I was curious about inter-governmental transfers, because countries spend a lot of time in the media bragging about how much they are doing for international aid, and I wanted to see what was true. (For some preliminary answers, which may come with more questions, check the original post. It contains an interactive Tableau visualization for drilling down by country, aid type, and decade.)
At the beginning of mapping country names across all three files, I had 665,317 lines in my final merged file that I was using to add population data to the original Aid data. I was very pleased with my outcomes, and I gathered my family in the living room to show them on the big television. My husband said, "Oh, didn't you have any data for the Democratic Republic of Congo?" And I said, "Oh. I think I need to take another look."
It turned out that the three datasets used different abbreviations for the longer country names, so the inner joins were eliminating entire countries from the final data.
This process was a bit time consuming; it probably took me six hours to track down the various countries across all the data sets, partly due to the size of the data and how long it took to do the loads and merges on my 2014 MacBook Air. It was definitely worth the effort though, as I will show below.
I opened up three different views of the data, because I needed to be able to see what was in the original set (Excel), what my mapping looked like (Python), and how they were matching in the final visualization (Tableau). Poor old computer.
To get back a view of all the original data in Tableau, I changed my "inner" join to a left join. I made a sheet that was just a table showing me all the original recipients and donors, whether or not they had been included in the final merged file.
This was a point where visual inspection was absolutely necessary: In one of the original files, the apostrophe in Cote d'Ivoire was encoded as a backtick... presumably because somebody had been using single quotes in their code and didn't want to escape them? Somebody, somewhere, at some point in the past made that decision anyway. This discovery recovered ~ 5000 lines of missing data for the final visualization.
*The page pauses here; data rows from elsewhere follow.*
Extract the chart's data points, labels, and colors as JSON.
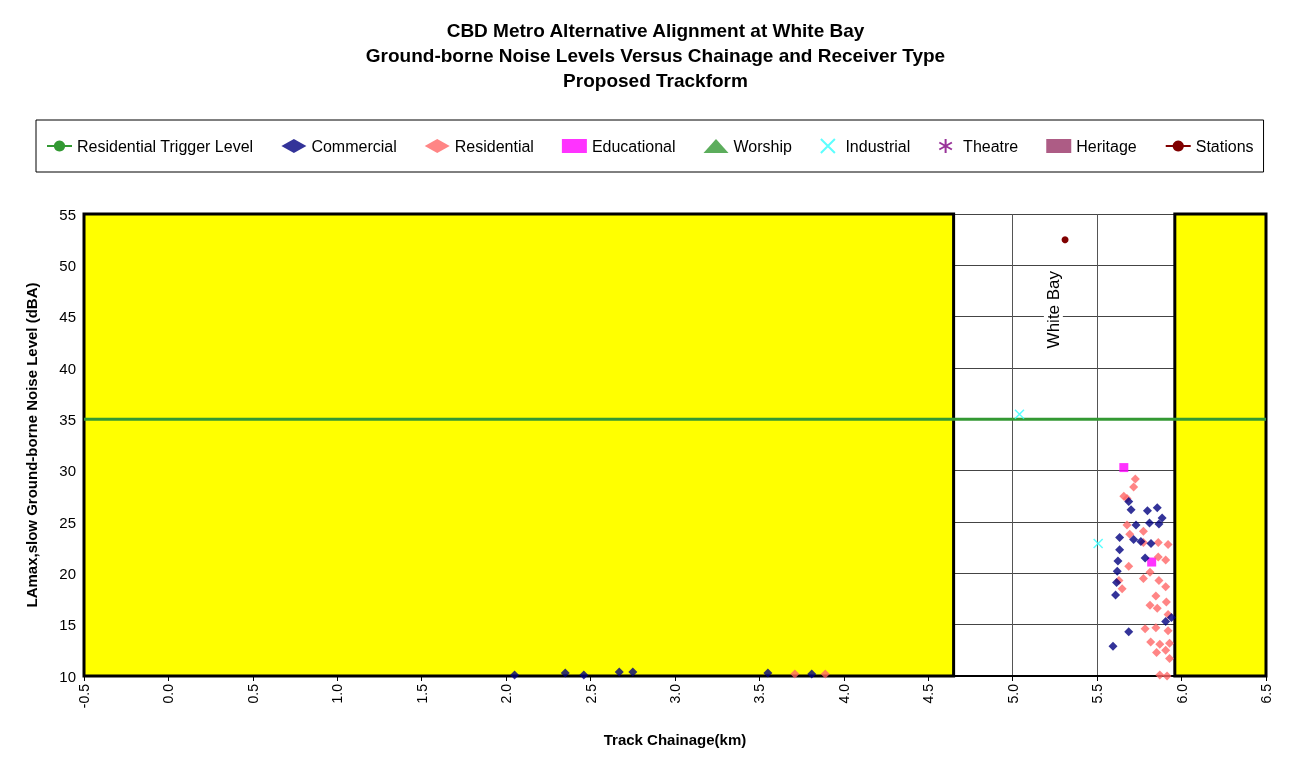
{
  "chart_data": {
    "type": "scatter",
    "title": "CBD Metro Alternative Alignment at White Bay\nGround-borne Noise Levels Versus Chainage and Receiver Type\nProposed Trackform",
    "xlabel": "Track Chainage(km)",
    "ylabel": "LAmax,slow Ground-borne Noise Level (dBA)",
    "xlim": [
      -0.5,
      6.5
    ],
    "xticks": [
      -0.5,
      {
        "value": 0,
        "label": "0.0"
      },
      0.5,
      {
        "value": 1,
        "label": "1.0"
      },
      1.5,
      {
        "value": 2,
        "label": "2.0"
      },
      2.5,
      {
        "value": 3,
        "label": "3.0"
      },
      3.5,
      {
        "value": 4,
        "label": "4.0"
      },
      4.5,
      {
        "value": 5,
        "label": "5.0"
      },
      5.5,
      {
        "value": 6,
        "label": "6.0"
      },
      6.5
    ],
    "ylim": [
      10,
      55
    ],
    "yticks": [
      10,
      15,
      20,
      25,
      30,
      35,
      40,
      45,
      50,
      55
    ],
    "grid": true,
    "legend": "top",
    "bands": [
      {
        "axis": "x",
        "from": -0.5,
        "to": 4.65,
        "color": "#ffff00"
      },
      {
        "axis": "x",
        "from": 5.96,
        "to": 6.5,
        "color": "#ffff00"
      }
    ],
    "annotations": [
      {
        "text": "White Bay",
        "x": 5.3,
        "y": 52.5
      }
    ],
    "series": [
      {
        "name": "Residential Trigger Level",
        "type": "line",
        "color": "#339933",
        "marker": "none",
        "line_style": "solid",
        "x": [
          -0.5,
          6.5
        ],
        "values": [
          35,
          35
        ]
      },
      {
        "name": "Commercial",
        "color": "#000080",
        "marker": "diamond",
        "x": [
          5.687,
          5.701,
          5.798,
          5.856,
          5.885,
          5.81,
          5.866,
          5.73,
          5.633,
          5.716,
          5.759,
          5.819,
          5.633,
          5.784,
          5.623,
          5.619,
          5.615,
          5.609,
          5.906,
          5.687,
          5.594,
          5.94,
          2.05,
          2.35,
          2.46,
          2.67,
          2.75,
          3.55,
          3.81
        ],
        "values": [
          27.0,
          26.2,
          26.1,
          26.4,
          25.4,
          24.9,
          24.8,
          24.7,
          23.5,
          23.3,
          23.1,
          22.9,
          22.3,
          21.5,
          21.2,
          20.2,
          19.1,
          17.9,
          15.3,
          14.3,
          12.9,
          15.7,
          10.1,
          10.3,
          10.1,
          10.4,
          10.4,
          10.3,
          10.2
        ]
      },
      {
        "name": "Residential",
        "color": "#ff6666",
        "marker": "diamond",
        "x": [
          5.726,
          5.716,
          5.658,
          5.677,
          5.677,
          5.774,
          5.693,
          5.862,
          5.92,
          5.774,
          5.862,
          5.906,
          5.687,
          5.774,
          5.813,
          5.866,
          5.906,
          5.629,
          5.648,
          5.848,
          5.813,
          5.856,
          5.91,
          5.92,
          5.784,
          5.848,
          5.92,
          5.817,
          5.871,
          5.929,
          5.852,
          5.906,
          5.929,
          5.871,
          5.914,
          3.71,
          3.89
        ],
        "values": [
          29.2,
          28.4,
          27.5,
          27.3,
          24.7,
          24.1,
          23.8,
          23.0,
          22.8,
          23.0,
          21.6,
          21.3,
          20.7,
          19.5,
          20.1,
          19.3,
          18.7,
          19.3,
          18.5,
          17.8,
          16.9,
          16.6,
          17.2,
          16.0,
          14.6,
          14.7,
          14.4,
          13.3,
          13.1,
          13.2,
          12.3,
          12.5,
          11.7,
          10.1,
          10.0,
          10.2,
          10.2
        ]
      },
      {
        "name": "Educational",
        "color": "#ff00ff",
        "marker": "square",
        "x": [
          5.658,
          5.823
        ],
        "values": [
          30.3,
          21.1
        ]
      },
      {
        "name": "Worship",
        "color": "#339933",
        "marker": "triangle"
      },
      {
        "name": "Industrial",
        "color": "#33ffff",
        "marker": "cross",
        "x": [
          5.04,
          5.506
        ],
        "values": [
          35.5,
          22.9
        ]
      },
      {
        "name": "Theatre",
        "color": "#800080",
        "marker": "star"
      },
      {
        "name": "Heritage",
        "color": "#993366",
        "marker": "square"
      },
      {
        "name": "Stations",
        "type": "line",
        "color": "#800000",
        "marker": "circle",
        "line_style": "solid",
        "x": [
          5.31
        ],
        "values": [
          52.5
        ]
      }
    ]
  }
}
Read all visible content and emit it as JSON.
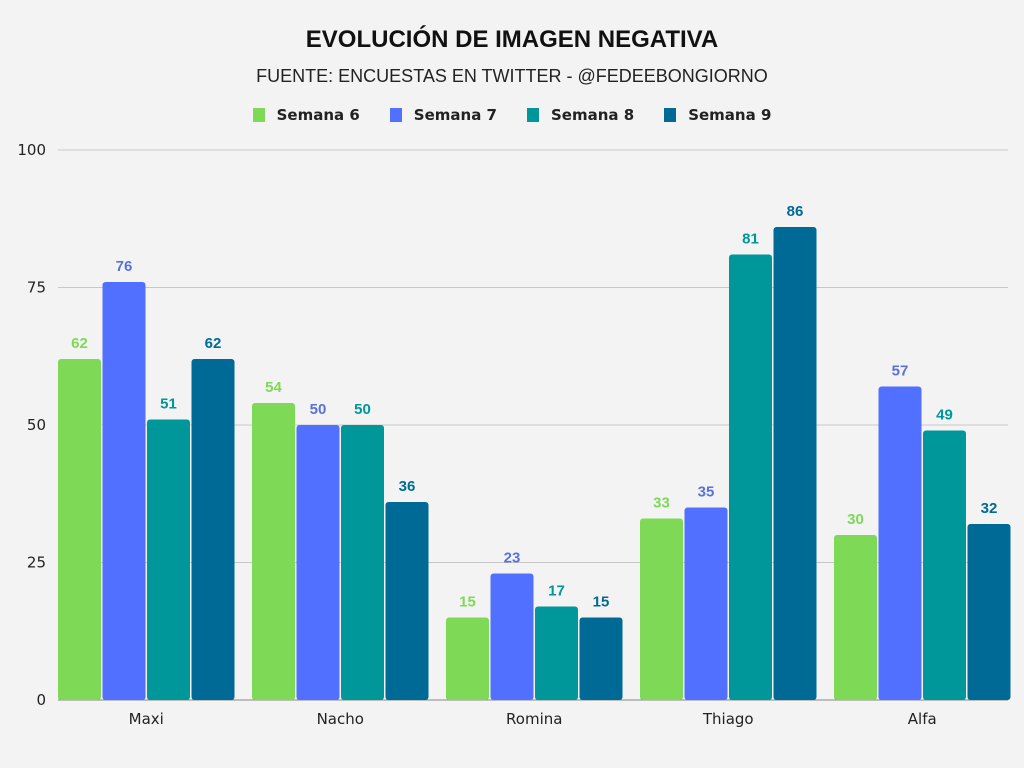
{
  "chart_data": {
    "type": "bar",
    "title": "EVOLUCIÓN DE IMAGEN NEGATIVA",
    "subtitle": "FUENTE: ENCUESTAS EN TWITTER - @FEDEEBONGIORNO",
    "categories": [
      "Maxi",
      "Nacho",
      "Romina",
      "Thiago",
      "Alfa"
    ],
    "series": [
      {
        "name": "Semana 6",
        "color": "#7ed957",
        "label_color": "#7ed957",
        "values": [
          62,
          54,
          15,
          33,
          30
        ]
      },
      {
        "name": "Semana 7",
        "color": "#5170ff",
        "label_color": "#5a72d8",
        "values": [
          76,
          50,
          23,
          35,
          57
        ]
      },
      {
        "name": "Semana 8",
        "color": "#00979a",
        "label_color": "#00979a",
        "values": [
          51,
          50,
          17,
          81,
          49
        ]
      },
      {
        "name": "Semana 9",
        "color": "#006a96",
        "label_color": "#006a96",
        "values": [
          62,
          36,
          15,
          86,
          32
        ]
      }
    ],
    "ylim": [
      0,
      100
    ],
    "yticks": [
      0,
      25,
      50,
      75,
      100
    ],
    "grid": true,
    "legend": "top-center",
    "xlabel": "",
    "ylabel": ""
  }
}
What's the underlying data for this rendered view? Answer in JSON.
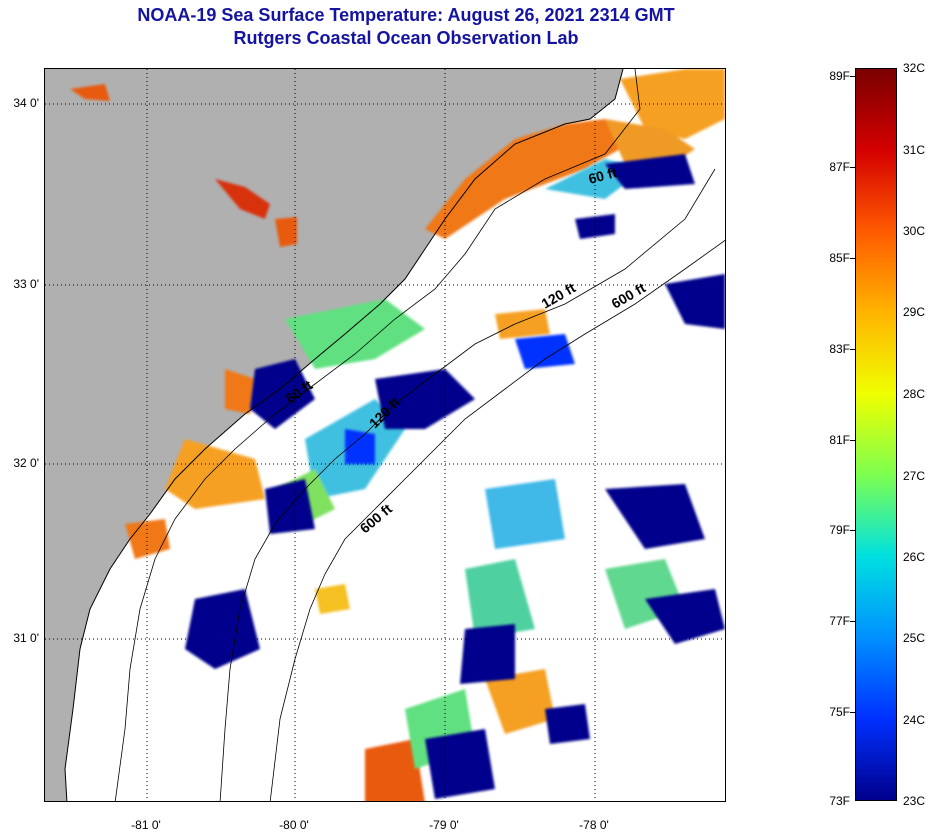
{
  "title": {
    "line1": "NOAA-19 Sea Surface Temperature:  August 26, 2021 2314 GMT",
    "line2": "Rutgers Coastal Ocean Observation Lab"
  },
  "map": {
    "lat_labels": [
      "34 0'",
      "33 0'",
      "32 0'",
      "31 0'"
    ],
    "lon_labels": [
      "-81 0'",
      "-80 0'",
      "-79 0'",
      "-78 0'"
    ],
    "contour_labels": [
      "60 ft",
      "120 ft",
      "600 ft",
      "60 ft",
      "120 ft",
      "600 ft"
    ],
    "colors": {
      "land": "#b0b0b0",
      "no_data": "#ffffff",
      "cold": "#00008c",
      "warm": "#e85a10"
    }
  },
  "colorbar": {
    "fahrenheit_labels": [
      "89F",
      "87F",
      "85F",
      "83F",
      "81F",
      "79F",
      "77F",
      "75F",
      "73F"
    ],
    "celsius_labels": [
      "32C",
      "31C",
      "30C",
      "29C",
      "28C",
      "27C",
      "26C",
      "25C",
      "24C",
      "23C"
    ],
    "scale_colors": [
      "#7a0000",
      "#d40000",
      "#ff5a00",
      "#ffb400",
      "#f0ff00",
      "#7dff50",
      "#00e0e0",
      "#0090ff",
      "#0030ff",
      "#00008c"
    ]
  }
}
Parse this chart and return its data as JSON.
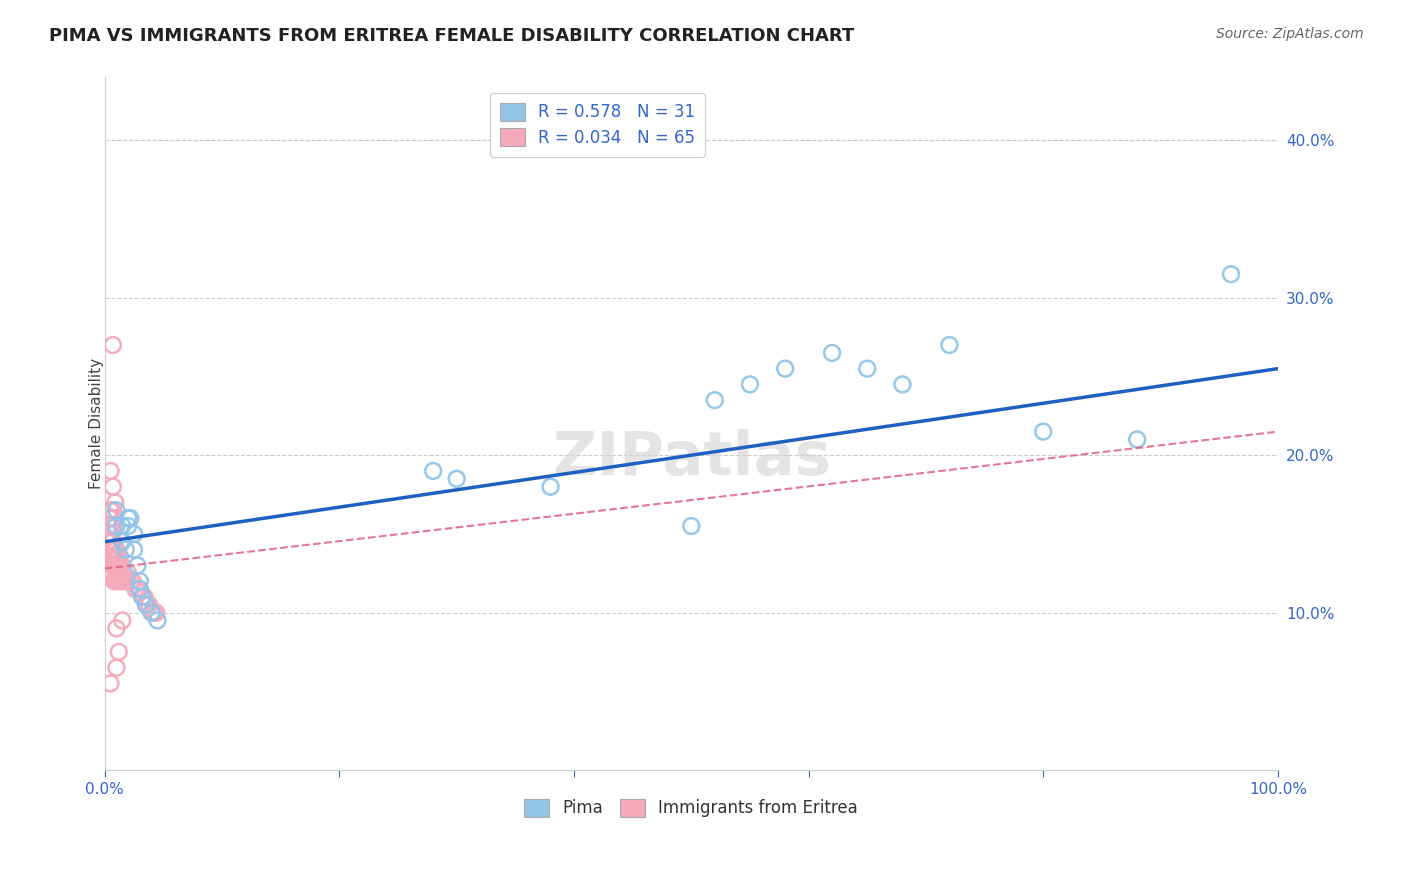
{
  "title": "PIMA VS IMMIGRANTS FROM ERITREA FEMALE DISABILITY CORRELATION CHART",
  "source": "Source: ZipAtlas.com",
  "ylabel": "Female Disability",
  "xlim": [
    0.0,
    1.0
  ],
  "ylim": [
    0.0,
    0.44
  ],
  "xticks": [
    0.0,
    0.2,
    0.4,
    0.6,
    0.8,
    1.0
  ],
  "xticklabels": [
    "0.0%",
    "",
    "",
    "",
    "",
    "100.0%"
  ],
  "yticks": [
    0.1,
    0.2,
    0.3,
    0.4
  ],
  "yticklabels": [
    "10.0%",
    "20.0%",
    "30.0%",
    "40.0%"
  ],
  "legend1_label": "R = 0.578   N = 31",
  "legend2_label": "R = 0.034   N = 65",
  "pima_color": "#92C5E8",
  "eritrea_color": "#F4AABB",
  "pima_line_color": "#2060C0",
  "eritrea_line_color": "#E06080",
  "pima_x": [
    0.01,
    0.01,
    0.015,
    0.015,
    0.018,
    0.02,
    0.02,
    0.022,
    0.025,
    0.025,
    0.028,
    0.03,
    0.03,
    0.032,
    0.035,
    0.04,
    0.045,
    0.28,
    0.3,
    0.38,
    0.5,
    0.52,
    0.55,
    0.58,
    0.62,
    0.65,
    0.68,
    0.72,
    0.8,
    0.88,
    0.96
  ],
  "pima_y": [
    0.155,
    0.165,
    0.155,
    0.145,
    0.14,
    0.16,
    0.155,
    0.16,
    0.15,
    0.14,
    0.13,
    0.12,
    0.115,
    0.11,
    0.105,
    0.1,
    0.095,
    0.19,
    0.185,
    0.18,
    0.155,
    0.235,
    0.245,
    0.255,
    0.265,
    0.255,
    0.245,
    0.27,
    0.215,
    0.21,
    0.315
  ],
  "eritrea_x": [
    0.002,
    0.003,
    0.003,
    0.004,
    0.004,
    0.004,
    0.005,
    0.005,
    0.005,
    0.005,
    0.005,
    0.006,
    0.006,
    0.006,
    0.006,
    0.007,
    0.007,
    0.007,
    0.007,
    0.007,
    0.008,
    0.008,
    0.008,
    0.008,
    0.009,
    0.009,
    0.009,
    0.01,
    0.01,
    0.01,
    0.011,
    0.011,
    0.012,
    0.012,
    0.013,
    0.013,
    0.014,
    0.015,
    0.015,
    0.016,
    0.017,
    0.018,
    0.019,
    0.02,
    0.022,
    0.024,
    0.026,
    0.028,
    0.03,
    0.032,
    0.034,
    0.036,
    0.038,
    0.04,
    0.042,
    0.044,
    0.01,
    0.015,
    0.005,
    0.007,
    0.009,
    0.01,
    0.012,
    0.007,
    0.005
  ],
  "eritrea_y": [
    0.145,
    0.135,
    0.155,
    0.14,
    0.15,
    0.16,
    0.135,
    0.14,
    0.145,
    0.155,
    0.165,
    0.13,
    0.14,
    0.15,
    0.16,
    0.125,
    0.135,
    0.145,
    0.155,
    0.165,
    0.12,
    0.13,
    0.14,
    0.155,
    0.12,
    0.13,
    0.14,
    0.125,
    0.135,
    0.14,
    0.12,
    0.13,
    0.125,
    0.135,
    0.12,
    0.13,
    0.125,
    0.12,
    0.13,
    0.125,
    0.12,
    0.12,
    0.12,
    0.125,
    0.12,
    0.12,
    0.115,
    0.115,
    0.115,
    0.11,
    0.11,
    0.105,
    0.105,
    0.1,
    0.1,
    0.1,
    0.09,
    0.095,
    0.19,
    0.18,
    0.17,
    0.065,
    0.075,
    0.27,
    0.055
  ],
  "pima_line_x": [
    0.0,
    1.0
  ],
  "pima_line_y": [
    0.145,
    0.255
  ],
  "eritrea_line_x": [
    0.0,
    1.0
  ],
  "eritrea_line_y": [
    0.128,
    0.215
  ]
}
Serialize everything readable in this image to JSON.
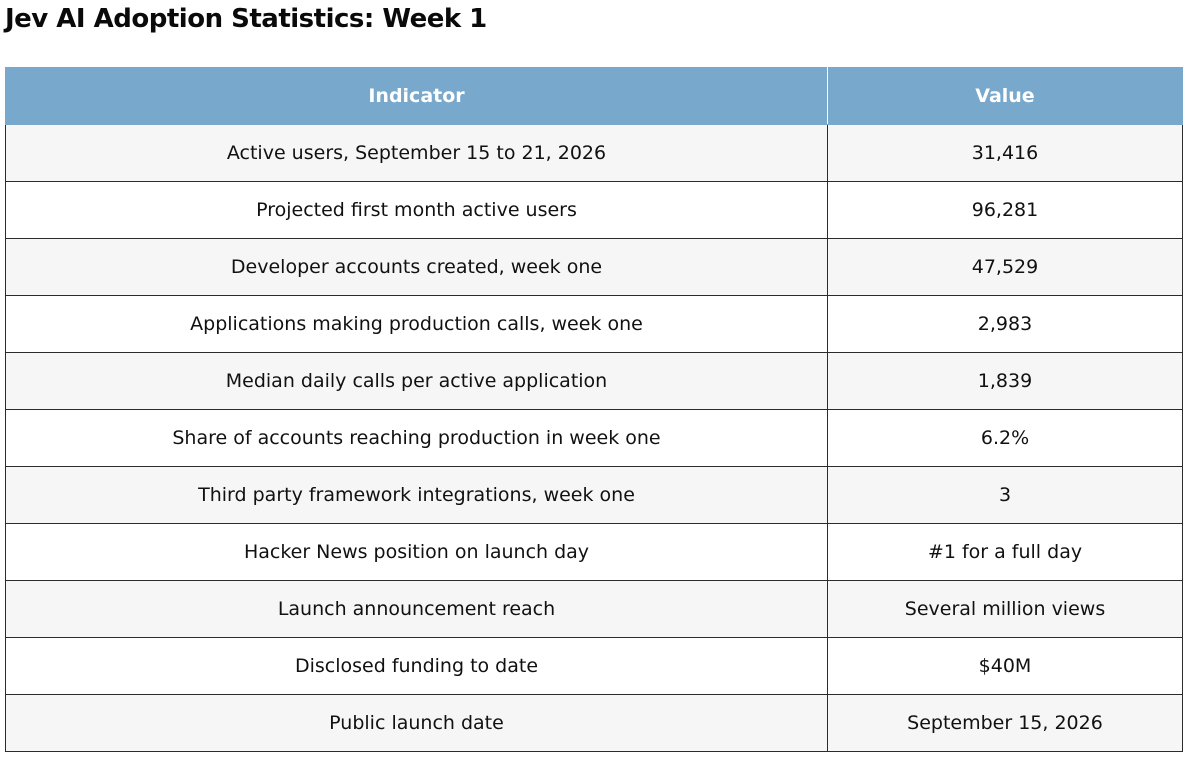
{
  "page": {
    "title": "Jev AI Adoption Statistics: Week 1"
  },
  "table": {
    "headers": {
      "indicator": "Indicator",
      "value": "Value"
    },
    "rows": [
      {
        "indicator": "Active users, September 15 to 21, 2026",
        "value": "31,416"
      },
      {
        "indicator": "Projected first month active users",
        "value": "96,281"
      },
      {
        "indicator": "Developer accounts created, week one",
        "value": "47,529"
      },
      {
        "indicator": "Applications making production calls, week one",
        "value": "2,983"
      },
      {
        "indicator": "Median daily calls per active application",
        "value": "1,839"
      },
      {
        "indicator": "Share of accounts reaching production in week one",
        "value": "6.2%"
      },
      {
        "indicator": "Third party framework integrations, week one",
        "value": "3"
      },
      {
        "indicator": "Hacker News position on launch day",
        "value": "#1 for a full day"
      },
      {
        "indicator": "Launch announcement reach",
        "value": "Several million views"
      },
      {
        "indicator": "Disclosed funding to date",
        "value": "$40M"
      },
      {
        "indicator": "Public launch date",
        "value": "September 15, 2026"
      }
    ]
  },
  "colors": {
    "header_background": "#78a8cb",
    "header_text": "#ffffff",
    "row_stripe": "#f6f6f6",
    "border": "#2b2b2b"
  }
}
I'm afraid that it only occurred to me to start tracking the specific outcomes near the end of the day, so I only have the alphabetical tail of the data to show you...
Venezuela: Missing 4000 rows totaling $48B
Yemen: 7600 rows, $29B
Yugoslavia: 185, $19B (Much of this came from the World Bank, and so it won't show up in this particular visualization, since it is about the relationships between governments.)
End of Process
In the end, however, I had 792,541 lines in my final data set, compared with the 665,317 I started with. This means that my mapping process resulted in 127,224 additional rows, or 19% more data than I originally was working with.
Two notes - requests for insights
I still am unclear on which abbreviations map correctly to "Korea" in the two larger datasets... The two countries are the "Republic of Korea" and the "Democratic People's Republic of Korea," but one of my datasets has an abbreviation for the "Democratic Republic of Korea." I wasn't sure what to do with that, even after several searches. In the end, I treated all entries labelled "Korea" in any way as Korea, Republic of... This added 16,000 lines to the output file, although Tableau's map calls it South Korea, so it still doesn't show up on the map.
Also, depsite my best efforts, I cannot get Poland to appear in the final data set. My assumption is that there is a unicode problem, probably involving a Cyrillic set of characters that my applications can translate to my fonts, but Python is treating more strictly. I tried using Regular Expressions. I tried matching only on the beginning of the country name. I tried using different encoding. I spent several hours trying to get Poland to show up, but it is always eliminated in the Python mapping step. If anybody has additional suggestions, I would be grateful.